Ce qu’elle nomme « amélioration » c’est plus de compétition entre les établissements et les personnels, en limitant, dosant et variant les financements, subventions, indemnités et heures sup (p77 et 78). Le but distribuer sélectivement les missions et les subventions.

Ce qu’elle nomme « amélioration », c’est plus de division des personnels, par le biais d’une nouvelle rémunération individualisée, gage de succès pour les réformes du gouvernement.

Ce qu’elle nomme « amélioration », c’est plus de décentralisation, jusqu’à l’autonomie qui ouvre la voie à la privatisation, en décidant de tout localement, même de financement.

Ce qu’elle nomme « amélioration », c’est plus de contractuels à tous les niveaux et en finir avec le statut de fonctionnaire et les droits collectifs qui vont avec.

Ce qu’elle nomme « amélioration » enfin, c’est plus de contrôle. Contrôler et contrôler encore tous les personnels à tous les niveaux, via les évaluations nationales et la gestion managériale, et supprimer tous les droits syndicaux.

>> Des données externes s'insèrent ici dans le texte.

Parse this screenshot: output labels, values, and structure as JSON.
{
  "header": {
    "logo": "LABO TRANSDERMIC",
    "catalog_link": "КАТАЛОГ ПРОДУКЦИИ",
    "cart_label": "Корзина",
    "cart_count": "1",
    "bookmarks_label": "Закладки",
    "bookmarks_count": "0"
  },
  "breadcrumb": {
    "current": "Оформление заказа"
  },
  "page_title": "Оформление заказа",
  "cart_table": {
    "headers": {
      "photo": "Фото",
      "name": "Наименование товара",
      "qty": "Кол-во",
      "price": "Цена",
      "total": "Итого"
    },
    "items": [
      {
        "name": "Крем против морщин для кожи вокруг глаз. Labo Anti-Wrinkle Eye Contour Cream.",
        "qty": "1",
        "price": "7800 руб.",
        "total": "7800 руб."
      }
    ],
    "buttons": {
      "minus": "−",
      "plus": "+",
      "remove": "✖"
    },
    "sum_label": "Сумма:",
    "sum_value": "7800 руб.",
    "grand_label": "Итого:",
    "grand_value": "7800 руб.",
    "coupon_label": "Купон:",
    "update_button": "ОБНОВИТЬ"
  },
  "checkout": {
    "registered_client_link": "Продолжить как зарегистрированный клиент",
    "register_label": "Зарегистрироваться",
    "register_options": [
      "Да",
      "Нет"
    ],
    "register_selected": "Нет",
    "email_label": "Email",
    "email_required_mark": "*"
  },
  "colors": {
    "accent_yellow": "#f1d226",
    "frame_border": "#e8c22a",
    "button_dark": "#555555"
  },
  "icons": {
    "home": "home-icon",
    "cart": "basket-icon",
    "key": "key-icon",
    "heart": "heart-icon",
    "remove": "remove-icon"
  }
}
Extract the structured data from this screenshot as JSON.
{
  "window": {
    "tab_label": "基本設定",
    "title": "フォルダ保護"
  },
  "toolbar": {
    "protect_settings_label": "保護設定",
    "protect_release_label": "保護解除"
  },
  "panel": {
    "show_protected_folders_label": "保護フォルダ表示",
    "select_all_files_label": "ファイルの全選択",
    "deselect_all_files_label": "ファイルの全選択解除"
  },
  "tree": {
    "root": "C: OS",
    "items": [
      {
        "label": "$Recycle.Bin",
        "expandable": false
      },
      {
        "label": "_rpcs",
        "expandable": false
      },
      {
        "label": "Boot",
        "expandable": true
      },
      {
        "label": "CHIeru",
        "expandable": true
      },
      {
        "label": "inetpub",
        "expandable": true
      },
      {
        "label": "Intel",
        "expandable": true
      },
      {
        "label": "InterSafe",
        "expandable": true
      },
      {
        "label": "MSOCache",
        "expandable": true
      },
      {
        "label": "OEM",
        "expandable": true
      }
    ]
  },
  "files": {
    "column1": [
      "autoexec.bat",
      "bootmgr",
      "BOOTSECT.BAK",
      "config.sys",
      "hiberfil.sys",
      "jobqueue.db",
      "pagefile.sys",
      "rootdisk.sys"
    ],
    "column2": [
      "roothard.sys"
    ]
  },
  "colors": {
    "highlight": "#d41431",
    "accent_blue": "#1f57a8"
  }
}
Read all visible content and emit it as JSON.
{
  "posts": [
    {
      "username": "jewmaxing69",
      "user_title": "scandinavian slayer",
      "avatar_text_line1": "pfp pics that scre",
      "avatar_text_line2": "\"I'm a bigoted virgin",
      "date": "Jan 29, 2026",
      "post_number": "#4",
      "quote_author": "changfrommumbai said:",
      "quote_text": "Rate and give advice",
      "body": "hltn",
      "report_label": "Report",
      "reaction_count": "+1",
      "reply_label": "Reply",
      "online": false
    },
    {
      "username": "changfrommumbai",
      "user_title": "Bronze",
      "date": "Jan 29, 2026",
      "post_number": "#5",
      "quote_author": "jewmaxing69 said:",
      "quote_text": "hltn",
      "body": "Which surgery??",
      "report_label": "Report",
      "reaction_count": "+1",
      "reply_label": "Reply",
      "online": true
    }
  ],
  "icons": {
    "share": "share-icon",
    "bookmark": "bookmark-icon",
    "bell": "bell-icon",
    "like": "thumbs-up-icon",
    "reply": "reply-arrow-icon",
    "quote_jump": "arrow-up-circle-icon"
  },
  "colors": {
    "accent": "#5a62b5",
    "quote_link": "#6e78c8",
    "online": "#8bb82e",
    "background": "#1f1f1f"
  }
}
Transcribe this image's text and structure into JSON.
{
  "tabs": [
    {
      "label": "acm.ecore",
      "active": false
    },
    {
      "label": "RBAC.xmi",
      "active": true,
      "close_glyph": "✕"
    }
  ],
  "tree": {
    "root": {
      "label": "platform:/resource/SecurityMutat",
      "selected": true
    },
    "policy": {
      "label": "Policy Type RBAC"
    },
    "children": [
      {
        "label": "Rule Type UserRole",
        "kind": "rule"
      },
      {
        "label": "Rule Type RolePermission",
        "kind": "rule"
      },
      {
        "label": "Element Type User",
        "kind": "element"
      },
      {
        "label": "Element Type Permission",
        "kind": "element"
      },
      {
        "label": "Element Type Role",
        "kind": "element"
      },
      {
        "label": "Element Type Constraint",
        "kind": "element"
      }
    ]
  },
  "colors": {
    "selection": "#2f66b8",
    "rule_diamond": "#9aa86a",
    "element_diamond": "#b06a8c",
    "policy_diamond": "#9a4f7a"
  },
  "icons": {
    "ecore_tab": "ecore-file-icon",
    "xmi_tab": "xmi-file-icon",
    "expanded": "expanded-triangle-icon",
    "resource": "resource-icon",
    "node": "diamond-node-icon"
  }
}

Une conclusion à l’opposé du projet d’établissement et des évaluations défendues par la CC :

L’émancipation par le savoir passe par une autre forme d’amélioration du système scolaire ; par la liberté pédagogique individuelle de cadre qu’il est, retrouvée ; par la refonte et la simplification des programmes basés sur des savoirs disciplinaires ; par l’éradication de la notion de compétences dans ces programmes. Mais l’émancipation par le savoir passe également par la sérénité du professeur dans l’exercice de son métier, la conservation du statut et tous les droits qui vont avec, entre autres la grille indiciaire, l’avancement par ancienneté et le concours d’accès au corps.